Extraído do release que me foi enviado, o trecho acima sintetiza o contexto em que se dá "Foi você quem pediu para eu contar minha história" (Teatro do Leblon), de autoria da francesa Sandrine Roche. Thereza Falcão assina a adaptação e Guilherme Piva a direção. No elenco, Fernanda Vasconcellos, Bianca Castanho, Karla Tenório e Talita Castro.
Como todos sabemos, é vastíssima a capacidade que as crianças possuem de inventar histórias e vivê-las momentaneamente como se fossem verdadeiras. E também ninguém desconhece o fato de que as crianças, ainda que inconscientemente, utilizam as próprias fantasias para tentar lidar melhor com tudo que as incomoda ou pretendem alcançar. Neste sentido, o presente texto oferece um retrato absolutamente pertinente do universo em questão.
E cabe também destacar a originalidade da estrutura narrativa, pois as histórias particulares de cada uma das meninas acabam sendo tomadas pelas outras e servindo de trampolim para novas e imprevistas histórias - mesmo que as individualidades sejam preservadas e as trajetórias pessoais não sejam as mesmas, é como se todas as personagens, ao menos em alguma medida, possuíssem algo em comum. No entanto, me causou uma certa surpresa a forma como o texto está materializado na cena.

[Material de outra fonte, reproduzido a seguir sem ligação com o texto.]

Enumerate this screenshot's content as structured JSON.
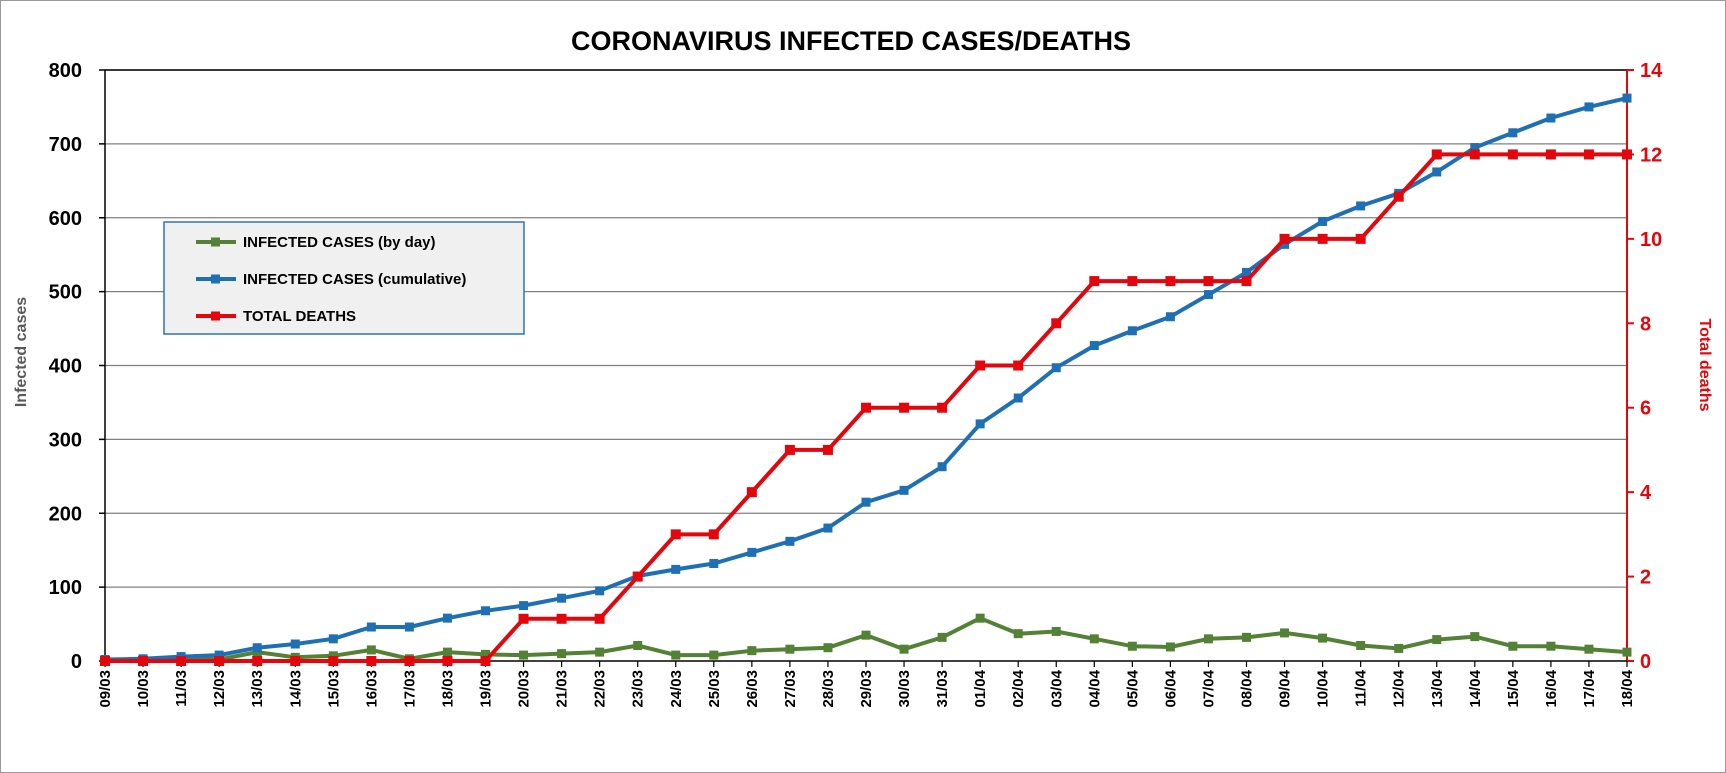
{
  "chart_data": {
    "type": "line",
    "title": "CORONAVIRUS INFECTED CASES/DEATHS",
    "ylabel": "Infected cases",
    "y2label": "Total deaths",
    "ylim": [
      0,
      800
    ],
    "y2lim": [
      0,
      14
    ],
    "yticks": [
      "0",
      "100",
      "200",
      "300",
      "400",
      "500",
      "600",
      "700",
      "800"
    ],
    "y2ticks": [
      "0",
      "2",
      "4",
      "6",
      "8",
      "10",
      "12",
      "14"
    ],
    "grid": true,
    "legend_position": "left",
    "categories": [
      "09/03",
      "10/03",
      "11/03",
      "12/03",
      "13/03",
      "14/03",
      "15/03",
      "16/03",
      "17/03",
      "18/03",
      "19/03",
      "20/03",
      "21/03",
      "22/03",
      "23/03",
      "24/03",
      "25/03",
      "26/03",
      "27/03",
      "28/03",
      "29/03",
      "30/03",
      "31/03",
      "01/04",
      "02/04",
      "03/04",
      "04/04",
      "05/04",
      "06/04",
      "07/04",
      "08/04",
      "09/04",
      "10/04",
      "11/04",
      "12/04",
      "13/04",
      "14/04",
      "15/04",
      "16/04",
      "17/04",
      "18/04"
    ],
    "series": [
      {
        "name": "INFECTED CASES (by day)",
        "axis": "left",
        "color": "#538135",
        "values": [
          2,
          1,
          3,
          2,
          12,
          5,
          7,
          15,
          3,
          12,
          9,
          8,
          10,
          12,
          21,
          8,
          8,
          14,
          16,
          18,
          35,
          16,
          32,
          58,
          37,
          40,
          30,
          20,
          19,
          30,
          32,
          38,
          31,
          21,
          17,
          29,
          33,
          20,
          20,
          16,
          12
        ]
      },
      {
        "name": "INFECTED CASES (cumulative)",
        "axis": "left",
        "color": "#1f6fb4",
        "values": [
          2,
          3,
          6,
          8,
          18,
          23,
          30,
          46,
          46,
          58,
          68,
          75,
          85,
          95,
          115,
          124,
          132,
          147,
          162,
          180,
          215,
          231,
          263,
          321,
          356,
          397,
          427,
          447,
          466,
          496,
          526,
          564,
          595,
          616,
          633,
          662,
          695,
          715,
          735,
          750,
          762
        ]
      },
      {
        "name": "TOTAL DEATHS",
        "axis": "right",
        "color": "#e3060c",
        "values": [
          0,
          0,
          0,
          0,
          0,
          0,
          0,
          0,
          0,
          0,
          0,
          1,
          1,
          1,
          2,
          3,
          3,
          4,
          5,
          5,
          6,
          6,
          6,
          7,
          7,
          8,
          9,
          9,
          9,
          9,
          9,
          10,
          10,
          10,
          11,
          12,
          12,
          12,
          12,
          12,
          12
        ]
      }
    ]
  }
}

Se por um lado é óbvio que a autora priorizou, em sua maioria, situações potencialmente agressivas, isso não significa que elas tenham que receber um tratamento tão exacerbado praticamente o tempo todo. Sim, pois na maior parte da montagem, o texto é proferido aos gritos e todo o gestual vem impregnado de inaudita violência. Por que será que o diretor fez esta opção? Por que será que estimulou as atrizes a atuarem, quase sempre, como se estivessem possuídas?
Sendo Guilherme Piva um ótimo ator e um encenador de recente e significativa trajetória, acredito que poderia ter encontrado uma forma menos paroxística de trabalhar alguns conflitos, em especial, como já disse, os potencialmente mais agressivos. Isso certamente haveria de propiciar às atrizes Fernanda Vasconcellos, Bianca Castanho, Karla Tenório e Talita Castro (excelentes, diga-se de passagem) maiores possibilidades interpretativas, uma alternância maior de climas e o aflorar de imprescindíveis sutilezas. Fica, portanto, a singela sugestão de que algumas passagens possam ser ao menos um pouco suavizadas, sem que isso signifique um afrouxamento das pulsões em jogo.
Na equipe técnica, não tenho como avaliar a adaptação de Thereza Falcão, pois não conheço o original - mas acredito que, como de hábito, tenha feito um excelente trabalho. Paula Santa Rosa e Rafael Pieri assinam um cenário que atende a todas as solicitações da montagem - um balanço, uma banco e um trepa-trepa. Carol Lobato veste as atrizes com convencionais e satisfatórios uniformes. Renato Machado ilumina a cena de forma a potencializar ainda mais a virulência do espetáculo, o que não deixa de ser coerente, com Marcelo Alonso Neves sendo responsável por correta trilha sonora.
FOI VOCÊ QUEM PEDIU PARA EU CONTAR A MINHA HISTÓRIA - Texto de Sandrine Roche. Adaptação de Thereza Falcão. Direção de Guilherme Piva. Com Fernanda Vasconcellos, Bianca Castanho, Karla Tenório e Talita Castro. Teatro do Leblon (Sala Fernanda Montenegro). Quarta e quinta, 21h.